Let’s suppose we want to design an environment that has two main types of subnets in each availability zone (see the figure below). The first is the control network. From the control network in Zone1 we want to be able to drive (control) the workload to Zone1 and Zone2 via “Control Subnet1” and “Control Subnet2,” respectively. Each worker node has two attached interfaces. To be clear, only control messages are communicated on this network, and the workload execution/data are not transmitted on this subnet. The primary interface, in this case, is attached to the Control Subnets. Additionally, the “Data Subnet1” or “Data Subnet2” is attached via a secondary network interface. By setting up the network interfaces this way, we hope to isolate data traffic from the control communication:

The primary interface, in this case, is attached to the Control Subnets. Additionally, the “Data Subnet1” or “Data Subnet2” is attached via a secondary network interface. By setting up the network interfaces this way, we hope to isolate data traffic from the control communication:

Why the default routing rules do not work

By default, Ubuntu Linux on Worker1 will set up routing rules as follows:

A) default via dev ens3
B) default via dev ens3 proto dhcp src metric 100
C) dev ens3 proto kernel scope link src
D) dev ens3 proto dhcp scope link src metric 100
E) dev ens4 proto kernel scope link src

Rules C and E define routes to its local subnets — Control Subnet1 and Data Subnet1, respectively.  Rules A and B define a default route to utilize Interface A (ens3), connected to Control Subnet1, for all of the packets whose destination is not Control Subnet1 or Data Subnet1. Worker2 has similar routing rules, but for Control Subnet2 and Data Subnet2.

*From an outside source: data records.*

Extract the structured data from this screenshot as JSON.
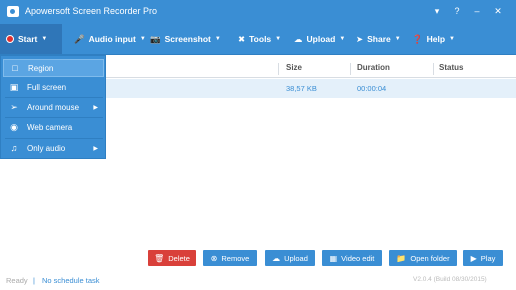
{
  "window": {
    "title": "Apowersoft Screen Recorder Pro"
  },
  "toolbar": {
    "start": "Start",
    "audio_input": "Audio input",
    "screenshot": "Screenshot",
    "tools": "Tools",
    "upload": "Upload",
    "share": "Share",
    "help": "Help"
  },
  "table": {
    "columns": [
      "Size",
      "Duration",
      "Status"
    ],
    "rows": [
      {
        "size": "38,57 KB",
        "duration": "00:00:04",
        "status": ""
      }
    ]
  },
  "start_menu": {
    "items": [
      {
        "label": "Region",
        "icon": "region-icon",
        "selected": true,
        "submenu": false
      },
      {
        "label": "Full screen",
        "icon": "monitor-icon",
        "selected": false,
        "submenu": false
      },
      {
        "label": "Around mouse",
        "icon": "mouse-icon",
        "selected": false,
        "submenu": true
      },
      {
        "label": "Web camera",
        "icon": "webcam-icon",
        "selected": false,
        "submenu": false
      },
      {
        "label": "Only audio",
        "icon": "music-note-icon",
        "selected": false,
        "submenu": true
      }
    ]
  },
  "actions": {
    "delete": "Delete",
    "remove": "Remove",
    "upload": "Upload",
    "video_edit": "Video edit",
    "open_folder": "Open folder",
    "play": "Play"
  },
  "status_bar": {
    "state": "Ready",
    "separator": "|",
    "schedule": "No schedule task",
    "version": "V2.0.4 (Build 08/30/2015)"
  },
  "colors": {
    "accent": "#3a8ed4",
    "danger": "#d9403a",
    "selection": "#e4f0fa",
    "record": "#e03030"
  }
}
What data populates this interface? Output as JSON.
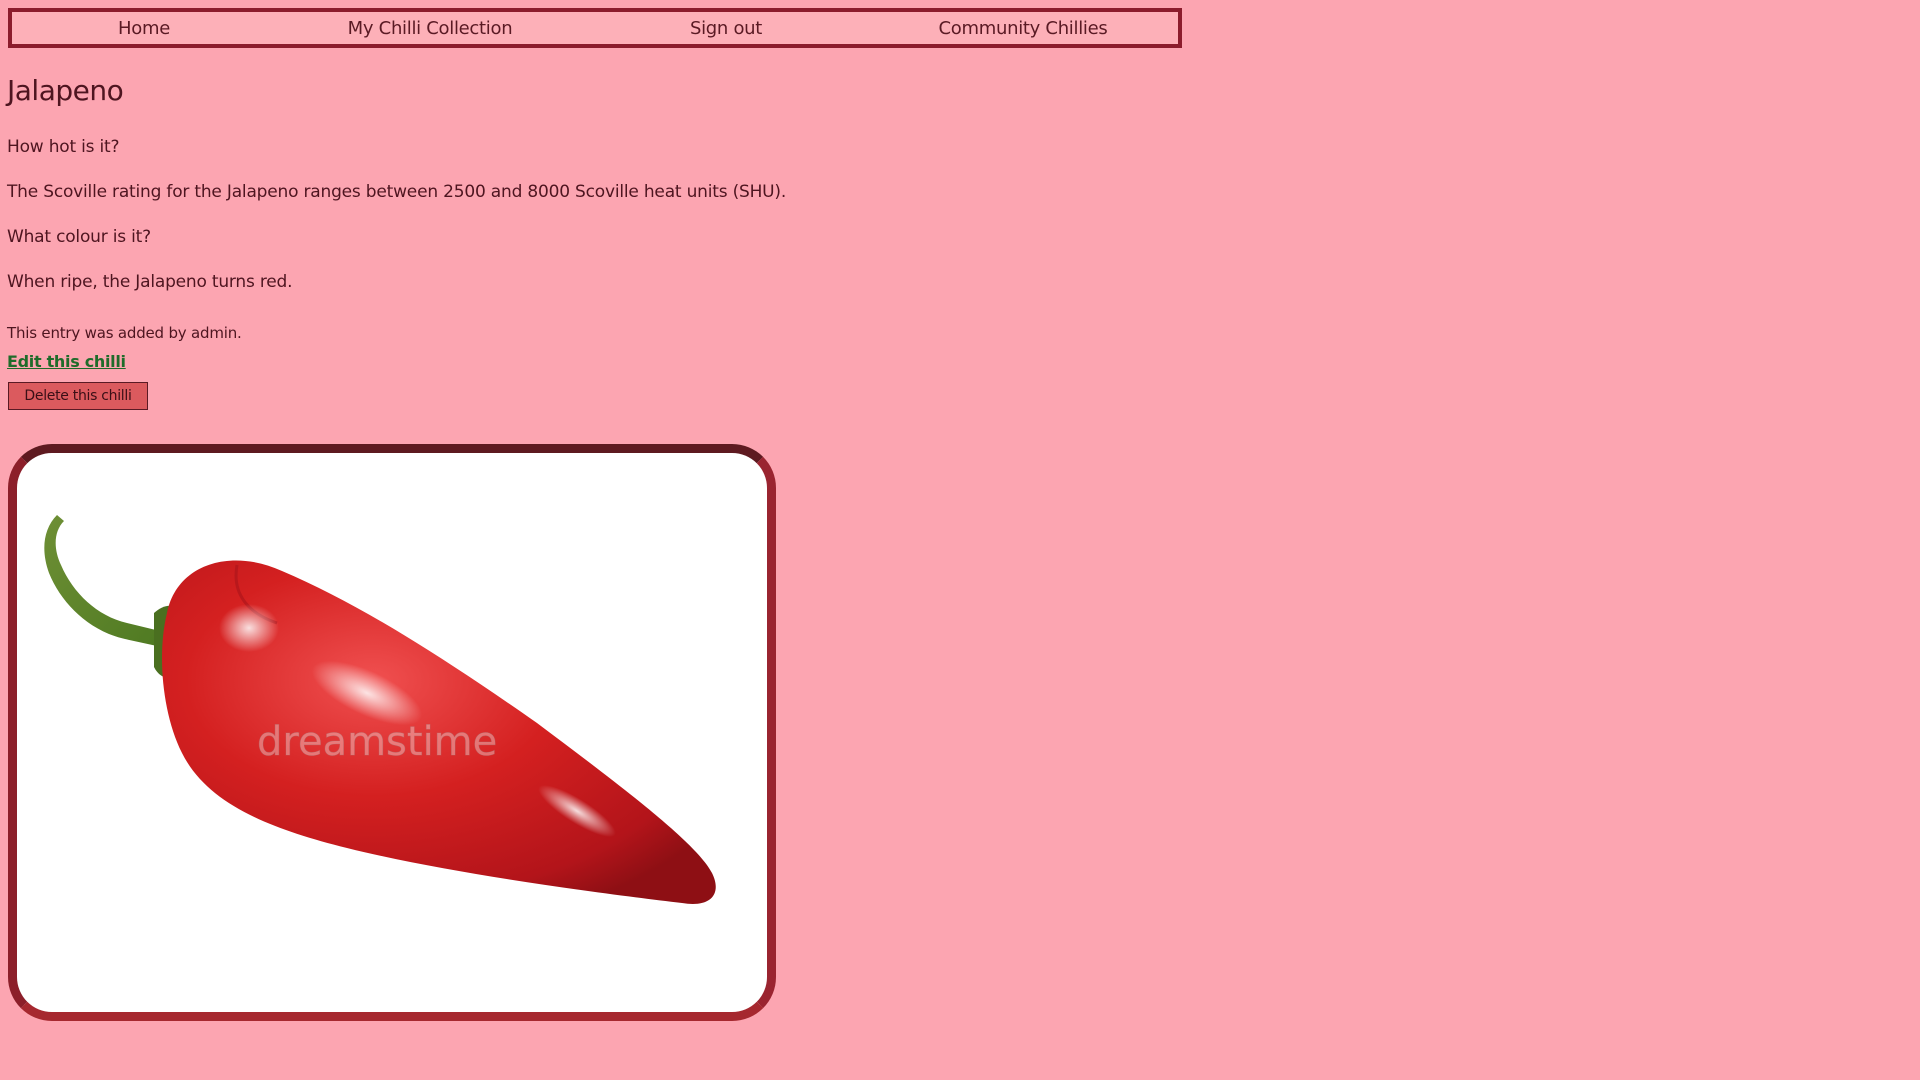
{
  "nav": {
    "home": "Home",
    "collection": "My Chilli Collection",
    "signout": "Sign out",
    "community": "Community Chillies"
  },
  "chilli": {
    "name": "Jalapeno",
    "heat_question": "How hot is it?",
    "heat_answer": "The Scoville rating for the Jalapeno ranges between 2500 and 8000 Scoville heat units (SHU).",
    "colour_question": "What colour is it?",
    "colour_answer": "When ripe, the Jalapeno turns red.",
    "added_by": "This entry was added by admin."
  },
  "actions": {
    "edit_label": "Edit this chilli",
    "delete_label": "Delete this chilli"
  },
  "image": {
    "watermark": "dreamstime"
  },
  "colors": {
    "page_bg": "#fca5b1",
    "nav_border": "#8b1c2c",
    "text": "#4e1520",
    "edit_link": "#1f6b2a",
    "delete_bg": "#db5a5e",
    "pepper_red": "#d42020",
    "stem_green": "#5a8a2a"
  }
}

With these routing rules, Interfaces A and C on Worker1 and Worker2, respectively, can communicate with each other, but Interfaces B and D on Worker1 and Worker2 cannot.

This could be explained as follows — suppose an application on Worker1 needs to communicate with Worker2 using the Data subnets. It sends a request packet to Interface D on Worker2 and receives a response. Because on Worker1 there is no specific rule that matches Interface D or Data Subnet2, the request packet will go out from Interface A through Control Subnet1, using the default route. This is not desirable because we want the request packet to use Data Subnet1. In addition, depending on the security rules, the request packet might not even reach Interface D from Interface A.

This issue can be avoided by explicitly specifying that we use Interface B for the request packet.   However, a more serious issue arises for response packets. On Worker2, the response packet will attempt to go out from Interface C through Control Subnet2 for a similar reason as the request packet used Interface A. Unlike the request packet, the response packet is not allowed to go out using the default route because of the anti-spoofing mechanism. Note that the response packet has the IP address of Interface D in its source IP field because the request packet came in from Interface D. However, the anti-spoofing mechanism in IBM Cloud prevents an egress packet whose source IP field does not match the IP address of the interface being utilized to send it out. Disabling the anti-spoofing mechanism could be one option, but it would not be what you want to try first, owing to security concerns.


Having multiple network interfaces effectively isolates network traffic and achieves higher aggregated throughput, but there are cases where you must configure additional routing rules to establish reachability among virtual server instances. In this post, we have described why the default routing rules do not work in a multi-zone controller/worker scenario.